May 29, 2010, my husband broke his ankle. It was an accident, but I can remember feeling anger towards him by July. He was the only one bringing in a consistent paycheck when he injured himself. He couldn't work because he is an auto technician and we couldn't afford to pay our insurance. To say we had a small financial problem would be like saying United States has a little debt problem.
I was fed up with the money problems. I am a professional genealogist and get a few jobs here and there. I also have book royalties from my genealogy book that was published. My money is pennies compared to his paycheck though.

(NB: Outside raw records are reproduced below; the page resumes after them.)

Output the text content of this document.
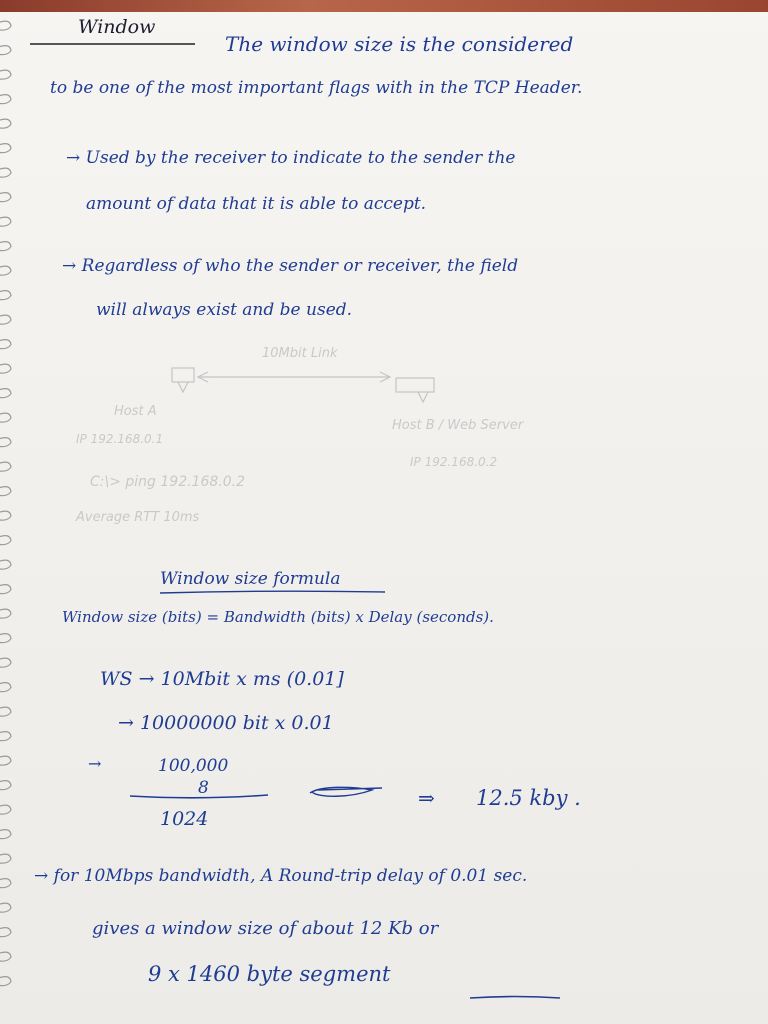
Window
The window size is the considered
to be one of the most important flags with in the TCP Header.
→ Used by the receiver to indicate to the sender the
amount of data that it is able to accept.
→ Regardless of who the sender or receiver, the field
will always exist and be used.
10Mbit Link
Host A
IP 192.168.0.1
Host B / Web Server
IP 192.168.0.2
C:\> ping 192.168.0.2
Average RTT 10ms
Window size formula
Window size (bits) = Bandwidth (bits) x Delay (seconds).
WS → 10Mbit x ms (0.01]
→ 10000000 bit x 0.01
→	100,000
8
1024
⇒ 12.5 kby .
→ for 10Mbps bandwidth, A Round-trip delay of 0.01 sec.
gives a window size of about 12 Kb or
9 x 1460 byte segment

Anyway, we got into one of the heart wrenching arguments married couples that are under stress can get into. I can't remember what the fight is now, over a year later, but I can remember feeling like I couldn't take the arguments anymore. I moved out. I was a mess. I couldn't talk without crying. I felt huge amounts of guilt for how I had just treated the man that I had been married to for 11 years.
|Our wedding day|
I decided the next day to try to be nice to him. He had evidently decided the same thing. Little by little we apologized. Little by little we fell back in love. Falling out of love isn't an overnight thing. It is little mean things couples say to each other. It is taking each other for granted when we should be thanking God for bringing a wonderful person into our lives. Some marriages are salvageable.
I decided when I didn't want to move out permanently that I had to be the one changing. My husband was worth the extra effort. He had allowed me to stay home to take care of our son. He allowed me thousands of hours at the courthouse over the years to make extra money and spend time getting a book ready. He sacrificed his happiness by working in a place that doesn't appreciate him and puts him down all the time. I had to find the good in the man I married.
It has been a year since I left. I look at my husband completely different than I did last year. He has changed for the better, but I couldn't make him. I had to change myself. I had to start making him feel like he was the most important man in the world. When I felt like talking poorly about him to other people, I remembered that I didn't want people to think poorly of my husband.
The only person you can change is you. If you are in a bad marriage and want to save it, look at your wedding picture. What were you feeling that day? Do little things to make your spouse feel better about him/herself. You never know what tomorrow holds, so you have to make your life better because perhaps no one will. If you are in a great marriage, I hope it continues to be a great marriage.